Certes, on peut comprendre que le Gouvernement ait déclaré l'urgence pour la transposition d'une directive qui aurait dû être transposée avant le 30 avril 2007. Certes, il est louable, de la part de nos collègues du Sénat, de souhaiter que la France soit, à la veille de présider l'Union, irréprochable au regard de ses obligations environnementales. Mais, monsieur le ministre, la commission des affaires économiques aurait aimé discuter de ce projet depuis avril 2007, comme son homologue du Sénat. L'accélération de notre ordre du jour, que vous venez d'ailleurs de reconnaître, ne peut que donner raison à ceux qui souhaitent en rééquilibrer la définition en votant la réforme de notre Constitution.
Compte tenu de l'aspect essentiellement technique des dispositions des articles 6 à 13, je centrerai mon intervention sur ce qui demeure l'essentiel, la transposition de la directive « responsabilité environnementale ». Ce texte, relativement court, revêt pourtant, à mes yeux, une importante portée politique. Il vient en effet ajouter – et non substituer à l'existant – un régime de responsabilité en matière environnementale. Dans ce dessein est instituée une nouvelle police administrative destinée à prévenir et à réparer les dommages causés non à des biens appartenant à une personne physique ou morale, mais à des biens non susceptibles d'appropriation, autrement dit aux biens d'intérêt collectif que constituent les ressources naturelles.

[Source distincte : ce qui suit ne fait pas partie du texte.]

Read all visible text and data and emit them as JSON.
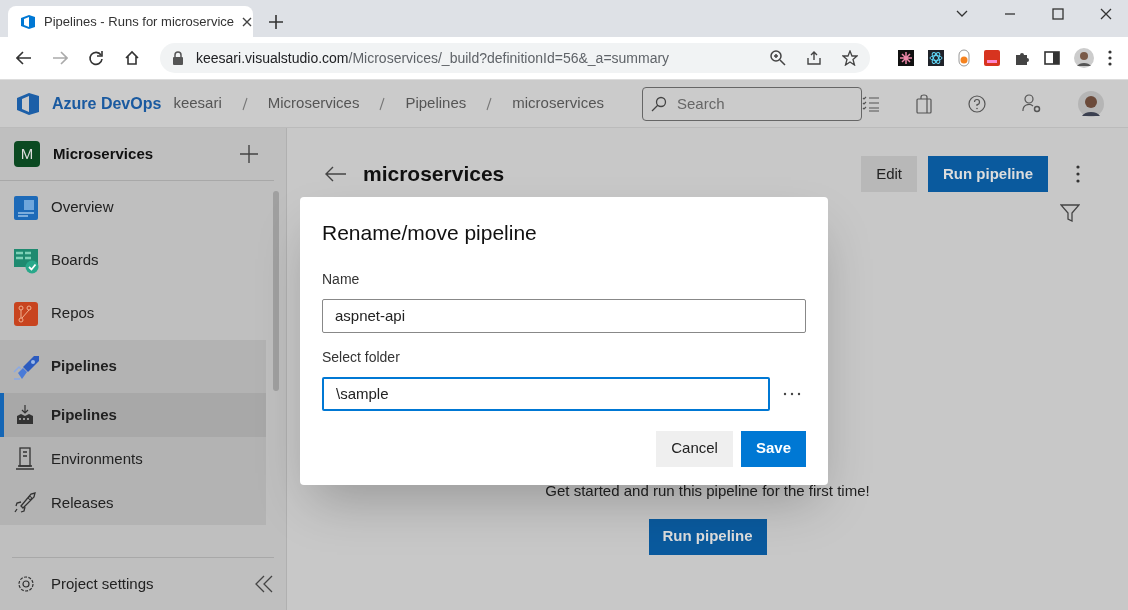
{
  "browser": {
    "tab_title": "Pipelines - Runs for microservice",
    "address_host": "keesari.visualstudio.com",
    "address_path": "/Microservices/_build?definitionId=56&_a=summary"
  },
  "header": {
    "brand": "Azure DevOps",
    "breadcrumbs": [
      "keesari",
      "Microservices",
      "Pipelines",
      "microservices"
    ],
    "search": {
      "placeholder": "Search"
    }
  },
  "sidebar": {
    "project": {
      "initial": "M",
      "name": "Microservices"
    },
    "items": [
      {
        "label": "Overview",
        "kind": "overview",
        "expanded": false
      },
      {
        "label": "Boards",
        "kind": "boards",
        "expanded": false
      },
      {
        "label": "Repos",
        "kind": "repos",
        "expanded": false
      },
      {
        "label": "Pipelines",
        "kind": "pipelines",
        "expanded": true,
        "children": [
          {
            "label": "Pipelines",
            "kind": "pipes",
            "selected": true
          },
          {
            "label": "Environments",
            "kind": "environments",
            "selected": false
          },
          {
            "label": "Releases",
            "kind": "releases",
            "selected": false
          }
        ]
      }
    ],
    "footer": "Project settings"
  },
  "page": {
    "title": "microservices",
    "buttons": [
      {
        "label": "Edit",
        "kind": "secondary"
      },
      {
        "label": "Run pipeline",
        "kind": "primary"
      }
    ],
    "empty_message": "Get started and run this pipeline for the first time!",
    "empty_button": "Run pipeline"
  },
  "dialog": {
    "title": "Rename/move pipeline",
    "fields": [
      {
        "label": "Name",
        "value": "aspnet-api",
        "focused": false,
        "browse": false
      },
      {
        "label": "Select folder",
        "value": "\\sample",
        "focused": true,
        "browse": true
      }
    ],
    "buttons": [
      {
        "label": "Cancel",
        "kind": "secondary"
      },
      {
        "label": "Save",
        "kind": "primary"
      }
    ]
  }
}
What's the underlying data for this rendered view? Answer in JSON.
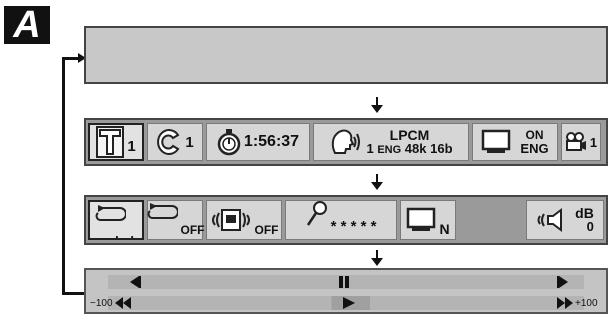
{
  "section_label": "A",
  "info_bar": {
    "title_value": "1",
    "chapter_value": "1",
    "elapsed_time": "1:56:37",
    "audio": {
      "format": "LPCM",
      "track": "1",
      "language": "ENG",
      "sample_rate": "48k",
      "bit_depth": "16b"
    },
    "subtitle": {
      "state": "ON",
      "language": "ENG"
    },
    "angle_value": "1"
  },
  "settings_bar": {
    "repeat_ab_marks": ". .",
    "repeat_state": "OFF",
    "surround_state": "OFF",
    "marker_stars": "* * * * *",
    "picture_mode": "N",
    "volume_unit": "dB",
    "volume_value": "0"
  },
  "transport_bar": {
    "reverse_speed_label": "−100",
    "forward_speed_label": "+100"
  }
}
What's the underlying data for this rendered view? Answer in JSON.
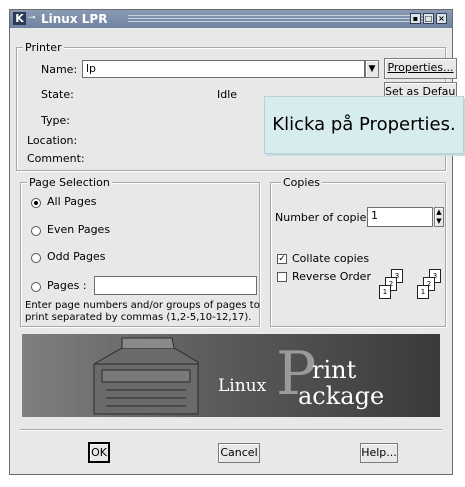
{
  "window": {
    "title": "Linux LPR",
    "controls": {
      "minimize": "▪",
      "maximize": "□",
      "close": "×"
    }
  },
  "printer": {
    "group_title": "Printer",
    "name_label": "Name:",
    "name_value": "lp",
    "properties_button": "Properties...",
    "setdefault_button": "Set as Default",
    "state_label": "State:",
    "state_value": "Idle",
    "type_label": "Type:",
    "location_label": "Location:",
    "comment_label": "Comment:"
  },
  "tooltip": {
    "text": "Klicka på Properties."
  },
  "page_selection": {
    "group_title": "Page Selection",
    "all_pages": "All Pages",
    "even_pages": "Even Pages",
    "odd_pages": "Odd Pages",
    "pages": "Pages :",
    "pages_value": "",
    "help_text_line1": "Enter page numbers and/or groups of pages to",
    "help_text_line2": "print separated by commas (1,2-5,10-12,17).",
    "selected": "all_pages"
  },
  "copies": {
    "group_title": "Copies",
    "number_label": "Number of copies:",
    "number_value": "1",
    "collate_label": "Collate copies",
    "collate_checked": true,
    "reverse_label": "Reverse Order",
    "reverse_checked": false,
    "stack_labels": [
      "3",
      "2",
      "1"
    ]
  },
  "banner": {
    "linux": "Linux",
    "p": "P",
    "rint": "rint",
    "ackage": "ackage"
  },
  "buttons": {
    "ok": "OK",
    "cancel": "Cancel",
    "help": "Help..."
  }
}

Les modifications que ce texte entraîne pour notre code de l'environnement représentent bien une mini-révolution : elles mettent en oeuvre les principes édictés par la Charte de l'environnement que nous avons intégrée dans notre Constitution, dans son article 3 pour la prévention, et dans son article 4 pour ce qui est de la réparation. Il ne s'agit pas, dans ce texte, de prévoir une réparation pécuniaire, mais d'éviter la dégradation d'un site ou d'en organiser la remise en état. Même si la jurisprudence récente concernant l'affaire de l'Erika a démontré que les juges pouvaient prendre en compte le préjudice moral évoqué par une association ou l'atteinte à l'image d'une collectivité locale, ce texte franchit une nouvelle étape dans la reconnaissance de la responsabilité d'une activité, quelle qu'elle soit, à l'égard de ce bien commun qu'est la nature.

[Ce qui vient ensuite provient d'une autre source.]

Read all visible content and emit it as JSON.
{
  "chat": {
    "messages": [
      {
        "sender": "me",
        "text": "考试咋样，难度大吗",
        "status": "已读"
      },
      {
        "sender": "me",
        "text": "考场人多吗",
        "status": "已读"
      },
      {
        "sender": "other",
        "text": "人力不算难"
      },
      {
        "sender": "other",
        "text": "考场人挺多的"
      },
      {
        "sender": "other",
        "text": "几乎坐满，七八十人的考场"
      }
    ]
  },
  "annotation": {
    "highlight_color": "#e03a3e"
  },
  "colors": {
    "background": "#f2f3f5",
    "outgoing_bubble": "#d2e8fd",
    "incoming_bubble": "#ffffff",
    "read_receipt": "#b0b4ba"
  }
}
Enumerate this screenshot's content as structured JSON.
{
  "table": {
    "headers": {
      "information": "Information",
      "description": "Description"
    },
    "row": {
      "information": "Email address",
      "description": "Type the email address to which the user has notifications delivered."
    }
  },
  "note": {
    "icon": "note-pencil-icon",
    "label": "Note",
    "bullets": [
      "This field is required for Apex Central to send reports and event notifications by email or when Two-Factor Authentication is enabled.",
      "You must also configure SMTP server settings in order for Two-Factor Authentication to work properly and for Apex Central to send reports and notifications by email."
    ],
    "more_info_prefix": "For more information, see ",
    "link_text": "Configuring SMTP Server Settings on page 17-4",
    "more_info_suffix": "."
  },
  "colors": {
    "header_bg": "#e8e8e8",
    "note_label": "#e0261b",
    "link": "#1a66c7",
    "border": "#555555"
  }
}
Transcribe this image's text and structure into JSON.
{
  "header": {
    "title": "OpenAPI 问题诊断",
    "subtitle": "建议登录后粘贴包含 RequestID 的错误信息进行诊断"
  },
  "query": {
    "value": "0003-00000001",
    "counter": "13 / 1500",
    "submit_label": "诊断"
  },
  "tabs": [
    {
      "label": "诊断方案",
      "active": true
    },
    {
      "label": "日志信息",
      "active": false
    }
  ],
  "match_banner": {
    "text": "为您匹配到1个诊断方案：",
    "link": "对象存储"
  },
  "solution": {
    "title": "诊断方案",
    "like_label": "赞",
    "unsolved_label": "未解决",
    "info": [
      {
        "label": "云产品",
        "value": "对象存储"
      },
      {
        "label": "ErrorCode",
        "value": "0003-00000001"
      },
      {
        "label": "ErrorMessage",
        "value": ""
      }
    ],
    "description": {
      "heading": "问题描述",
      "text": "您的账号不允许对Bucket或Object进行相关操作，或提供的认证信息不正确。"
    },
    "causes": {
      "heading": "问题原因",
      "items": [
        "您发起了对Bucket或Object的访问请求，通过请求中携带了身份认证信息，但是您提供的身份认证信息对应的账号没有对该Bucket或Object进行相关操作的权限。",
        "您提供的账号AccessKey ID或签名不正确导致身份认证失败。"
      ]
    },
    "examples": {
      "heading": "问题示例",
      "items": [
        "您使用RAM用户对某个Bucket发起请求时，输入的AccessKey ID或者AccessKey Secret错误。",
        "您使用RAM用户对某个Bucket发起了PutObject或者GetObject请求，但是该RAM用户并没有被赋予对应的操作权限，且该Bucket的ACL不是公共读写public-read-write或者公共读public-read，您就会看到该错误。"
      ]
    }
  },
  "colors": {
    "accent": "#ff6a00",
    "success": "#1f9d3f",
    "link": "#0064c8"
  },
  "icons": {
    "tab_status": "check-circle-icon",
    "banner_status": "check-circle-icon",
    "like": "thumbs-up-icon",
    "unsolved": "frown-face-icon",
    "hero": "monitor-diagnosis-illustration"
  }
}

Comme la directive, le texte que nous propose le Gouvernement consacre le principe pollueur-payeur mais il ne l'interprète pas comme un droit monnayable à polluer. En cela, il est fidèle au débat que nous avions eu lors de la discussion de la Charte de l'environnement. Est-ce à dire qu'avec ce texte nous allons engager la responsabilité pleine et entière des entreprises, s'agissant de tous les dommages environnementaux que leurs activités peuvent éventuellement entraîner ? La réponse est négative.
En premier lieu, ce texte ne concerne que les détériorations qui présentent un réel caractère de gravité dans trois domaines : pour la santé humaine du fait de la contamination des sols, pour l'état écologique de l'eau et pour l'atteinte aux espèces et aux sites protégés en application de la directive Natura 2000.

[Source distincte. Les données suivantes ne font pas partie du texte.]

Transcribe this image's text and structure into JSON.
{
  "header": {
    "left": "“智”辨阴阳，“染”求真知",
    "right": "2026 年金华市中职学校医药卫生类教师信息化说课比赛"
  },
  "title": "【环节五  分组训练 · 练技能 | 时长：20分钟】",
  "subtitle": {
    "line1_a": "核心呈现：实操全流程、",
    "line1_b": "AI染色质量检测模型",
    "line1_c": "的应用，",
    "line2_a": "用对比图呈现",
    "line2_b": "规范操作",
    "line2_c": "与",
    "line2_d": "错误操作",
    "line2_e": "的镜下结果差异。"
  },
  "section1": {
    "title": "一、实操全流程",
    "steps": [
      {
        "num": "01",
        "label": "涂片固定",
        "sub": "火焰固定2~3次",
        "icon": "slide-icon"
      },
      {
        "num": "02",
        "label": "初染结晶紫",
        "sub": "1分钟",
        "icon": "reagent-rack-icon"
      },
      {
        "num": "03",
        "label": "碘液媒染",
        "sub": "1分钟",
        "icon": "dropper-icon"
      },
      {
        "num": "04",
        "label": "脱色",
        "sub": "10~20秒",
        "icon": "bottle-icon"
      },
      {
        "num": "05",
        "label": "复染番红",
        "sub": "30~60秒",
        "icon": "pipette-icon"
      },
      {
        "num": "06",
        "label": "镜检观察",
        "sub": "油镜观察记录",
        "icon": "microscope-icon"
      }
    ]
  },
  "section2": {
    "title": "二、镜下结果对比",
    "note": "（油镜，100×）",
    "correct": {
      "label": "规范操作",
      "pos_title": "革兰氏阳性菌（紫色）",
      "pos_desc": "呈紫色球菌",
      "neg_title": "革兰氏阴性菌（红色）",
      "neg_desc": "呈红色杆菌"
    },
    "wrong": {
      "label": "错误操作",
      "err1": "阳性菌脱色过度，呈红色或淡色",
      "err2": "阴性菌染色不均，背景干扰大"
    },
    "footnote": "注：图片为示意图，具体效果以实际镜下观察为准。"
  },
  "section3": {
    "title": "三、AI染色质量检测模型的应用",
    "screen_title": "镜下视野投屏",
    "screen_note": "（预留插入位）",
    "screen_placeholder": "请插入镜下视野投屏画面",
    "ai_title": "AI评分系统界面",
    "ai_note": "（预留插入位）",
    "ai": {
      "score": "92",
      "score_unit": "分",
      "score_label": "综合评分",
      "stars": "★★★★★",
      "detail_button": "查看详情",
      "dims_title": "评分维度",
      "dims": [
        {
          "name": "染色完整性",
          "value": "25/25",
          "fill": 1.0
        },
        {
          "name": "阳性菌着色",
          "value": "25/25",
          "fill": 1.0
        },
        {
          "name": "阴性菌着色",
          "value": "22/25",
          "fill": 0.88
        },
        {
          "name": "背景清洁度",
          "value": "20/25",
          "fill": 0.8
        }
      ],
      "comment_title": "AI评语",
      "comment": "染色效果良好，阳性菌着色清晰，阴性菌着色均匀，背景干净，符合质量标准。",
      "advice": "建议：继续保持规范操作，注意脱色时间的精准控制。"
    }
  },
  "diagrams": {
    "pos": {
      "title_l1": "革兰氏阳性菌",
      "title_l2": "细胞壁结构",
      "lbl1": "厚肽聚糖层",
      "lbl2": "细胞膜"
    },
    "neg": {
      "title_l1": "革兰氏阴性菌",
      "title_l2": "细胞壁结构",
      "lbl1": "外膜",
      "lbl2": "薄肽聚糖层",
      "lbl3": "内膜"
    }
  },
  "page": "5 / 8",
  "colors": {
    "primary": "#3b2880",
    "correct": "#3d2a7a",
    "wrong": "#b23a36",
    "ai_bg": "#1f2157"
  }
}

En second lieu, si la responsabilité sans faute est la règle pour les activités les plus dangereuses, il en va autrement pour les dommages liés aux activités ne présentant pas, a priori, de risques pour l'environnement. Dans ce cas, la pollution doit résulter d'une faute ou d'une négligence de l'exploitant. Le lien de causalité doit être clairement établi par l'autorité compétente, à savoir le préfet, comme l'indiquera le projet de décret d'application que le Gouvernement a déjà préparé.
Pas plus que nos collègues sénateurs, votre commission des affaires économiques n'a souhaité bouleverser les équilibres de ce texte…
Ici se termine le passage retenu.